I procured the book in order to see what the Pawnee said about the early 1800's, about 1835-47, to be exact and learn about their history during that time period. I have read the reports of the Indian Agents during this time because my great-great-grandfather, James Case, and his two sons lived with the Pawnee and Oto as the Indian Agency's farmer on the Loup River and further north with the Otoes during that time-frame.
The Pawnees (Pani) were already a fairly peaceful, agricultural people, settled in Nebraska and Kansas (three branches in Kansas and one in Nebraska (the Skidi). But as time passed the Government and the four branches agreed to move the tribe to the reservation on the Loup. This reservation wasn't set aside until 1857; however, it was called a reservation by the Indian Agent earlier while my great-grandfather was the Agency farmer. According to The Pawnee People, a tract of land 15 miles wide and thirty miles long was designated the Reservation in 1857.
According to the reports I read on microfilm, the period 1835-47 was fairly peaceful with a couple of attacks by the Pawnee on other tribes and one large upset on the reservation where the Pawnee "revolted" against the Government's ruling over the Pawnees and the Indians ruined their crops and danced around the farmer's house with torches and a lot of yelling and screaming. No one was killed in this uprising, but it had the effect of ending the cooperation of the Indian Agency for a while.

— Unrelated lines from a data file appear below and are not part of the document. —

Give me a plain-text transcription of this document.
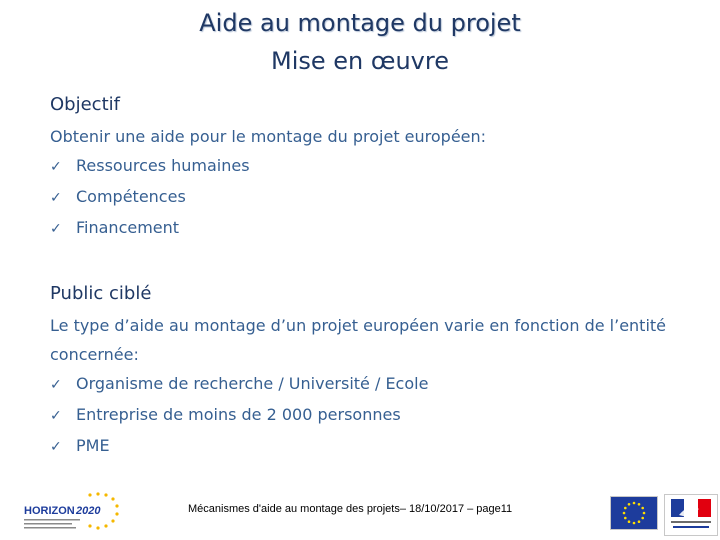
Aide au montage du projet
Mise en œuvre
Objectif
Obtenir une aide pour le montage du projet européen:
✓ Ressources humaines
✓ Compétences
✓ Financement
Public ciblé
Le type d’aide au montage d’un projet européen varie en fonction de l’entité
concernée:
✓ Organisme de recherche / Université / Ecole
✓ Entreprise de moins de 2 000 personnes
✓ PME
HORIZON 2020	Mécanismes d'aide au montage des projets– 18/10/2017 – page11
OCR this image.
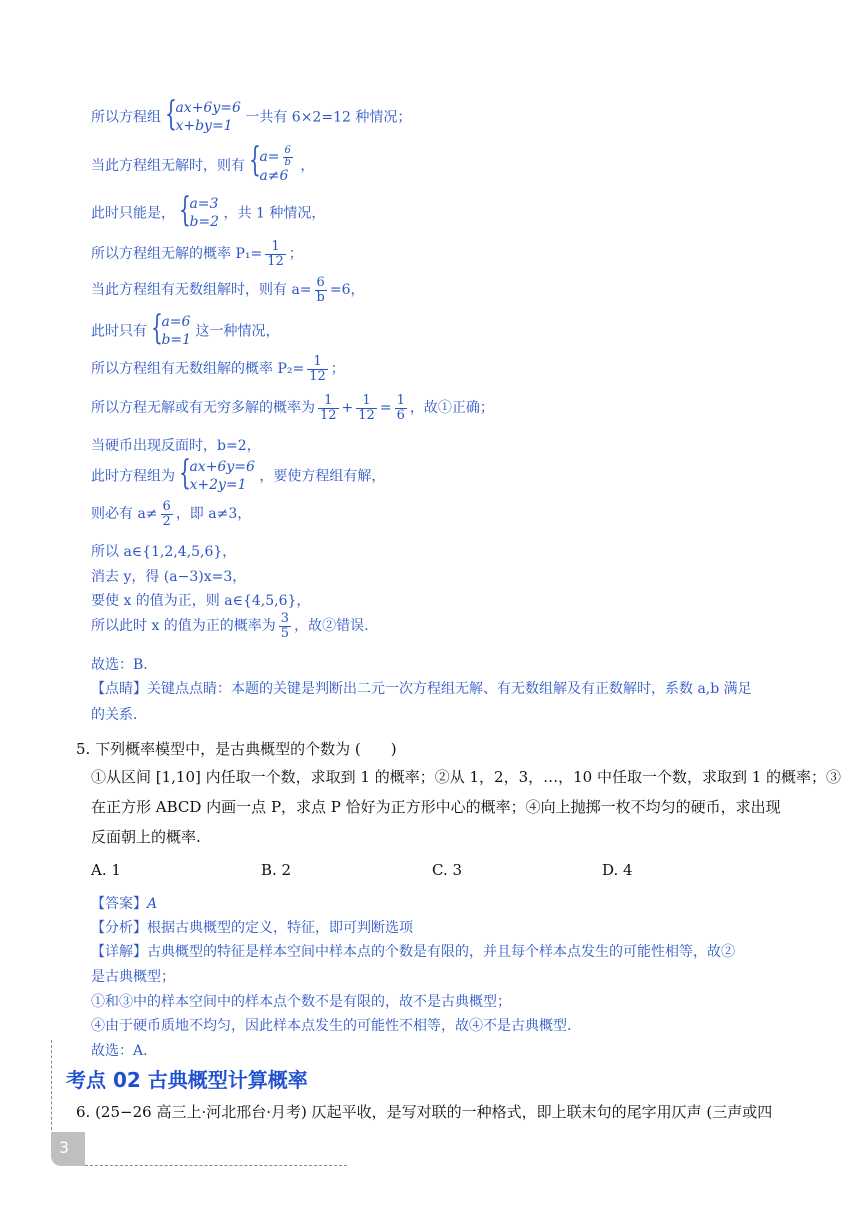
所以方程组 {
ax+6y=6
x+by=1 一共有 6×2=12 种情况；
当此方程组无解时，则有 {
$a= \frac{6}{b}$
a≠6
，
此时只能是， {
a=3
b=2 ，共 1 种情况，
所以方程组无解的概率 $P_1= \frac{1}{12}$ ；
当此方程组有无数组解时，则有 $a= \frac{6}{b} =6$，
此时只有 {
a=6
b=1 这一种情况，
所以方程组有无数组解的概率 $P_2= \frac{1}{12}$ ；
所以方程无解或有无穷多解的概率为 $\frac{1}{12} + \frac{1}{12} = \frac{1}{6}$ ，故①正确；
当硬币出现反面时，b=2，
此时方程组为 {
ax+6y=6
x+2y=1 ，要使方程组有解，
则必有 $a\ne \frac{6}{2}$ ，即 a≠3，
所以 a∈{1,2,4,5,6}，
消去 y，得 (a−3)x=3，
要使 x 的值为正，则 a∈{4,5,6}，
所以此时 x 的值为正的概率为 $\frac{3}{5}$ ，故②错误.
故选：B.
【点睛】关键点点睛：本题的关键是判断出二元一次方程组无解、有无数组解及有正数解时，系数 a,b 满足
的关系.
5. 下列概率模型中，是古典概型的个数为 (　　)
①从区间 [1,10] 内任取一个数，求取到 1 的概率；②从 1，2，3，…，10 中任取一个数，求取到 1 的概率；③
在正方形 ABCD 内画一点 P，求点 P 恰好为正方形中心的概率；④向上抛掷一枚不均匀的硬币，求出现
反面朝上的概率.
A. 1	B. 2	C. 3	D. 4
【答案】A
【分析】根据古典概型的定义，特征，即可判断选项
【详解】古典概型的特征是样本空间中样本点的个数是有限的，并且每个样本点发生的可能性相等，故②
是古典概型；
①和③中的样本空间中的样本点个数不是有限的，故不是古典概型；
④由于硬币质地不均匀，因此样本点发生的可能性不相等，故④不是古典概型.
故选：A.
考点 02 古典概型计算概率
6. (25−26 高三上·河北邢台·月考) 仄起平收，是写对联的一种格式，即上联末句的尾字用仄声 (三声或四
3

The Pawnee People indicates about the same, except that the Pawnee at first didn't like the Loup setting because of raids by the Dakota Sioux, but they came around and finally settled there. But they would not give up their hunts in the summer and making raids on other tribes. They had a hard time settling down to an agricultural life. And the new Indian Agent was no help, rather, he was not liked by the Indians and got into a struggle with the Chief and he and his son were killed. In 1846, the Pawnee had gone on their summer hunt and the Oto burned their village. In June, the Dakota raided the mission (John Dunbar, the Presbyterian missionary) and drove off all the horses. (Note: I think this is the incident the Agent was talking about above.) And the bad times continued until the Mormons came along and gave the Indians supplies in 1847. And my great-grandfather joined up with Brigham Young and came on to Utah with him.